The two mainstays always shared songwriting and vocal responsibilities and on their albums with McLennan’s more gentle, natural and accessible vocals and melodies contrasting with and complementing Forster’s rather spiky, artful songs. Forster never really sang, but spoke melodically in a slightly clipped way.

Other songs on the album include the sweet and brief ‘Devils Eye’ and the gentle, romantic harmonies of ‘Clouds’, which remind you of how it feels to be with the person you were always destined to be with and that being together forever can be a wonderful thing. But it’s not all sweetness and light as in the spiky and aggressive end of a relationship fable on ‘Was There Anything I Could Do?’
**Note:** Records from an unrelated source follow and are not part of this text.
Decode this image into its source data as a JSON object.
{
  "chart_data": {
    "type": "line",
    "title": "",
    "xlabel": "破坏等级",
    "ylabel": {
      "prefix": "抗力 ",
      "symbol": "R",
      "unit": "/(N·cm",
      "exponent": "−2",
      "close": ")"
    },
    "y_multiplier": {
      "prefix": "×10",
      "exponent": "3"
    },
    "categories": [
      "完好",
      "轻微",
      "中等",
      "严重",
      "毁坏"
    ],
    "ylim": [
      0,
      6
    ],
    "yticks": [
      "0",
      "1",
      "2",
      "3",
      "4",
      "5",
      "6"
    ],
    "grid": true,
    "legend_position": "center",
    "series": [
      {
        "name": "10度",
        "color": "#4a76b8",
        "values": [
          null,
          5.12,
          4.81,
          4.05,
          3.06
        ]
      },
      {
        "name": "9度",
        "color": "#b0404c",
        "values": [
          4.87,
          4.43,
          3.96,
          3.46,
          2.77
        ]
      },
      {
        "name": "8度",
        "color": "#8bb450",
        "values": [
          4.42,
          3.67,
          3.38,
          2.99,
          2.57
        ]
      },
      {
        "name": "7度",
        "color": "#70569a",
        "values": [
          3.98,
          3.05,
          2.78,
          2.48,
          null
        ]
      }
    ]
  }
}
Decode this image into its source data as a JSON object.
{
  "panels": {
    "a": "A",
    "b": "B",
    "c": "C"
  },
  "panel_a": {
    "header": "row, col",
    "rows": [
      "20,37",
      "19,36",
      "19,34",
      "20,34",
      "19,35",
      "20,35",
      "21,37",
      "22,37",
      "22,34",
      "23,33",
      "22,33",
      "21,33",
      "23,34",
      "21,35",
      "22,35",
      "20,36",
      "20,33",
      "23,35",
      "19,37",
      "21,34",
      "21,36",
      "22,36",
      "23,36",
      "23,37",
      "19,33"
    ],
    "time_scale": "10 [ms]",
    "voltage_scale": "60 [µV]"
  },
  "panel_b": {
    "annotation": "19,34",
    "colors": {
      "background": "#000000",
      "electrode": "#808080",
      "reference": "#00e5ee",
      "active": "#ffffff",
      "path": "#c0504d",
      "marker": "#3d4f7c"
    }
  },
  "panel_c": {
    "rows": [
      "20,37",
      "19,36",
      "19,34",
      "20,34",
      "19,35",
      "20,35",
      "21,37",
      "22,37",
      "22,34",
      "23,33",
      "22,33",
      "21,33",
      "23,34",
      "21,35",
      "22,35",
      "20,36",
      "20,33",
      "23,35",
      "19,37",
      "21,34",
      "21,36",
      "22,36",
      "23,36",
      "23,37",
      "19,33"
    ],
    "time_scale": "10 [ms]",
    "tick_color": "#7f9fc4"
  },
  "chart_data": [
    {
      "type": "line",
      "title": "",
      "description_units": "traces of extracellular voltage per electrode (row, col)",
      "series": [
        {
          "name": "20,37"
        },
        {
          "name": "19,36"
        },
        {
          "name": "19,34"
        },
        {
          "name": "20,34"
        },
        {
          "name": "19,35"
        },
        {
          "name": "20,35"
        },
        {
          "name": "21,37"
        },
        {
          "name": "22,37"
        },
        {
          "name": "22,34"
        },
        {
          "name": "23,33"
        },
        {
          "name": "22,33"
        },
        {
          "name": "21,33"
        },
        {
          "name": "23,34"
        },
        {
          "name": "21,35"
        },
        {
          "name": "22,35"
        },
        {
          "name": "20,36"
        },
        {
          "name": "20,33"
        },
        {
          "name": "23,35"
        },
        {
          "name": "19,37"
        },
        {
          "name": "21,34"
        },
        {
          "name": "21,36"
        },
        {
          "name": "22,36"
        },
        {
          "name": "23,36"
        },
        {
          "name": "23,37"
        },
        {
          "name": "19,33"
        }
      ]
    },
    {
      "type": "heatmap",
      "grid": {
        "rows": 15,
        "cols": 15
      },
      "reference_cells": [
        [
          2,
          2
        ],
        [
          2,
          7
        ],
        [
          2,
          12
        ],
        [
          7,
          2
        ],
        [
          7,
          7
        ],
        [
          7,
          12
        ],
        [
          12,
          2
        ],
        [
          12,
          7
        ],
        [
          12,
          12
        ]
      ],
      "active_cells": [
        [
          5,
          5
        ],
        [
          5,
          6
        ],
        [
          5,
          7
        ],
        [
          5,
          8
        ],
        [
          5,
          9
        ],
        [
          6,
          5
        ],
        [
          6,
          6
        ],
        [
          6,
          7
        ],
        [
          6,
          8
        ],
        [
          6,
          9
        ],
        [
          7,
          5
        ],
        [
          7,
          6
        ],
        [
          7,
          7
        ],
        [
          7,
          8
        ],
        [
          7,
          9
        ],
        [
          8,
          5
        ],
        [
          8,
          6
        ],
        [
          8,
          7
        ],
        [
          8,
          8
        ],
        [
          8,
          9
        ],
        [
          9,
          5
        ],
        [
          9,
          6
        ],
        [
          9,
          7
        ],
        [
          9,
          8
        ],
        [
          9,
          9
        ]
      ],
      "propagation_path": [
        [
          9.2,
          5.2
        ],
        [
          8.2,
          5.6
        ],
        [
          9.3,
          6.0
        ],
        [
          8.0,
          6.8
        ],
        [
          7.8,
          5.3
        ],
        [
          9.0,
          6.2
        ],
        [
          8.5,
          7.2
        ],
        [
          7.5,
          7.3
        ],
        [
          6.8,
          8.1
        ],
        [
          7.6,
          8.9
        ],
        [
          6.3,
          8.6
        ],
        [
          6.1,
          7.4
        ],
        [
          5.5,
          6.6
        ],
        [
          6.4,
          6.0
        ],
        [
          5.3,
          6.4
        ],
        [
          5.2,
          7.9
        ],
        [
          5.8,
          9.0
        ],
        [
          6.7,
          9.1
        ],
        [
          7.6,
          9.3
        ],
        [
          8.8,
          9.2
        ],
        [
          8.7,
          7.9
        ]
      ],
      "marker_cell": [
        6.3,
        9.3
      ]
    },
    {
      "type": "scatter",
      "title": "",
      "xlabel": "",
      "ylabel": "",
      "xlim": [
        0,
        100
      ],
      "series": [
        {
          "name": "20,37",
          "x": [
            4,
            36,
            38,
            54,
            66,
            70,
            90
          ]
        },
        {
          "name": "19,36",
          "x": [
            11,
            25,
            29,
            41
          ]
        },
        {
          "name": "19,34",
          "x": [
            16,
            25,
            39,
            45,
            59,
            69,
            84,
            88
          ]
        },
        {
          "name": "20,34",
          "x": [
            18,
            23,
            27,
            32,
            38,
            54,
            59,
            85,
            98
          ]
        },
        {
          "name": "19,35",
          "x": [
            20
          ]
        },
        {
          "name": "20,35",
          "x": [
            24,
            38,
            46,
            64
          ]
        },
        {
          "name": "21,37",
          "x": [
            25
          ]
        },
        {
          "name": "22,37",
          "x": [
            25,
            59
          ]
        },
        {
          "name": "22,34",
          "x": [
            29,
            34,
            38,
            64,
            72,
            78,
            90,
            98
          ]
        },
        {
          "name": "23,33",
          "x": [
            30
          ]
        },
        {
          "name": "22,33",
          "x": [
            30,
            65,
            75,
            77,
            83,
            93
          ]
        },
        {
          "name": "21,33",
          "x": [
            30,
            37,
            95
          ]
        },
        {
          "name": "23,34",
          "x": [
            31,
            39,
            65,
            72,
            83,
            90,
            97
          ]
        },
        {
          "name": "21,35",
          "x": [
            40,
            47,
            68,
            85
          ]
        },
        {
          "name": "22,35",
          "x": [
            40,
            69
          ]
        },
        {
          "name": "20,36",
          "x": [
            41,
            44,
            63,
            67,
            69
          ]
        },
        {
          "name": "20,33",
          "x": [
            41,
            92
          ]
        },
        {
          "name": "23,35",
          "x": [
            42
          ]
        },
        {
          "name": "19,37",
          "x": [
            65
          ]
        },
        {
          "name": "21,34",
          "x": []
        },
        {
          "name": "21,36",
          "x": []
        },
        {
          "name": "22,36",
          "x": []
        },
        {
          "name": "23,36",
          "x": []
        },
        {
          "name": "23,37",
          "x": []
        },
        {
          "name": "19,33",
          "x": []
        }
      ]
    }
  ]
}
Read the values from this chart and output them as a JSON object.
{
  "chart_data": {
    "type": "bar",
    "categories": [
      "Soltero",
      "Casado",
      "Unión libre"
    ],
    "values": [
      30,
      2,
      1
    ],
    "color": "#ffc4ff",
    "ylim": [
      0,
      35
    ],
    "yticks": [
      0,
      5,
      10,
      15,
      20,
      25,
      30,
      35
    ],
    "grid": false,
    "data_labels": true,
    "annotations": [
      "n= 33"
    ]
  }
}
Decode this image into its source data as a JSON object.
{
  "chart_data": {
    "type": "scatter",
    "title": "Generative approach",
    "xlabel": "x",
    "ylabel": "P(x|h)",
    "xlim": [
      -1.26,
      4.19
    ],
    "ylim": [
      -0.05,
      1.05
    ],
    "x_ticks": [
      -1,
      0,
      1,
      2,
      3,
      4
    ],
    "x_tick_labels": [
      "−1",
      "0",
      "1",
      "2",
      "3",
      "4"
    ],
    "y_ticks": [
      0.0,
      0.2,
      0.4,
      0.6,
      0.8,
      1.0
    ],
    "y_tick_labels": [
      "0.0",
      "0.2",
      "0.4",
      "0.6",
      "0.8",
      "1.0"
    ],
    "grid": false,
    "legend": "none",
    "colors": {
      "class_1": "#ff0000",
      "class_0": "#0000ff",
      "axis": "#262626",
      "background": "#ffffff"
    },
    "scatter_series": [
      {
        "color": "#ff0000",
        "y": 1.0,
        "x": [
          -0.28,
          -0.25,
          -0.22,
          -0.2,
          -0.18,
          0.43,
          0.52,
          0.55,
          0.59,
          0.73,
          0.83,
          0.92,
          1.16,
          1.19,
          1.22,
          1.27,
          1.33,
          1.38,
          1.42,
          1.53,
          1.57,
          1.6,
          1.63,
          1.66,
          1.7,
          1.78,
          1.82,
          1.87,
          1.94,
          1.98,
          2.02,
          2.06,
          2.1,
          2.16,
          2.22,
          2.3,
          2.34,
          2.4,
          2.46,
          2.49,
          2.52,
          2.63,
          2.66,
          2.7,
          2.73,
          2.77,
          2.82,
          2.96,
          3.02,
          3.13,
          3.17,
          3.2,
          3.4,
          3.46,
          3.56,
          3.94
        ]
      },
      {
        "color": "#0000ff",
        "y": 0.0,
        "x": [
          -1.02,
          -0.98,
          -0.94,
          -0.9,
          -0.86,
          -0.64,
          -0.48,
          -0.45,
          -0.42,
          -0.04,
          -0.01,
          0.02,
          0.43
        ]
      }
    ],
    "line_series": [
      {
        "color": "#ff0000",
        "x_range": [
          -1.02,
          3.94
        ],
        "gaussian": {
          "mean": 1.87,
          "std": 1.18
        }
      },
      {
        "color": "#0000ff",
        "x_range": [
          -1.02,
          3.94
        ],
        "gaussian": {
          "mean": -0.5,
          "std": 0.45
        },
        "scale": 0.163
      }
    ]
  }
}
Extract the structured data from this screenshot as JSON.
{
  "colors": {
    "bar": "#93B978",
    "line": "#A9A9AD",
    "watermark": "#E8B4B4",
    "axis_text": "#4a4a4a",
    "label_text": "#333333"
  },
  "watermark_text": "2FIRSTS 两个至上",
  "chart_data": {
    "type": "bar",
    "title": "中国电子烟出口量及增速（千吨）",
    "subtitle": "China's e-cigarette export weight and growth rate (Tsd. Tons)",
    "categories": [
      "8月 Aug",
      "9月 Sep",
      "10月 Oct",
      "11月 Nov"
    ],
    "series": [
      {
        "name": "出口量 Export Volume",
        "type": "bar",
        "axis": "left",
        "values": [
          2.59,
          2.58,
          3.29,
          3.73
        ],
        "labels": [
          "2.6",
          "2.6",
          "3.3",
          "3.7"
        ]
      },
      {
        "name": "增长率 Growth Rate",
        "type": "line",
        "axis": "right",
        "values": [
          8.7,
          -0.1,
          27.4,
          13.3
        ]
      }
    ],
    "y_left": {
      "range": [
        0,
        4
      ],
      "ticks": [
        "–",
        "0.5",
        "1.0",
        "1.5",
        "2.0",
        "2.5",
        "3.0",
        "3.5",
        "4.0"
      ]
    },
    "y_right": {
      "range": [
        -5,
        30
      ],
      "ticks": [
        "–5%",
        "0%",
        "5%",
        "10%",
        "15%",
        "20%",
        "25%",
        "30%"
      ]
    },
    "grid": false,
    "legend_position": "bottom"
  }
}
Although “16 Lovers Lane” is the Forgotten Gem here, I would argue that Go-Betweens themselves are the true Forgotten Gem. as one of the most under-rated bands and writing partnerships of all time. Lennon & McCartney and Jagger & Richards were undoubtedly hugely creative and successful partnerships but for me, Grant McLennan and Robert Forster have written some of the most beautiful songs of all time. “16 Lovers Lane” just shows them at their creative peak.

After “16 Lovers Lane”, McLennan and Forster decided to take a break from the Go-Betweens and work on solo albums, which they did for 12 years until they were asked to perform at a 10th anniversary party for renowned French music magazine ‘Les Inrockuptibles’. They did and it went so well that they recorded three more critically acclaimed albums over the next six years, although mainstream commercial success still somehow eluded them.

“Deep down I’m lonely and I miss my friend”

Sadly, Grant McLennan died of a heart attack in 2006. So there will be no more Go-Betweens albums, although Robert Forster has since released a solo album “The Evangelist”. On ‘Dive For Your Memory’ from 16 Lovers Lane’, Forster sings ‘Deep down I’m lonely and I miss my friend’ and although it was initially written about a relationship break-up, eighteen years later and with McLennan’s sad passing away, this song seems more poignant than ever.

A huge influence on bands like REM, Belle & Sebastian and Franz Ferdinand, the Go-Betweens’s catalogue of albums are full of openly romantic and  idealistic lyrics with a gentle undertow of occasionally spiky and naturally melancholy optimism.

Perhaps the Go-Betweens were never destined to be loved by the masses (not necessarily a bad thing) but if you have not yet listened to “16 Lovers Lane”, listen to it now. It’s graceful, sublime and truly magnificent. And in your darkest days,  it will give you the hug you need when you need it most. And that can only be a good thing.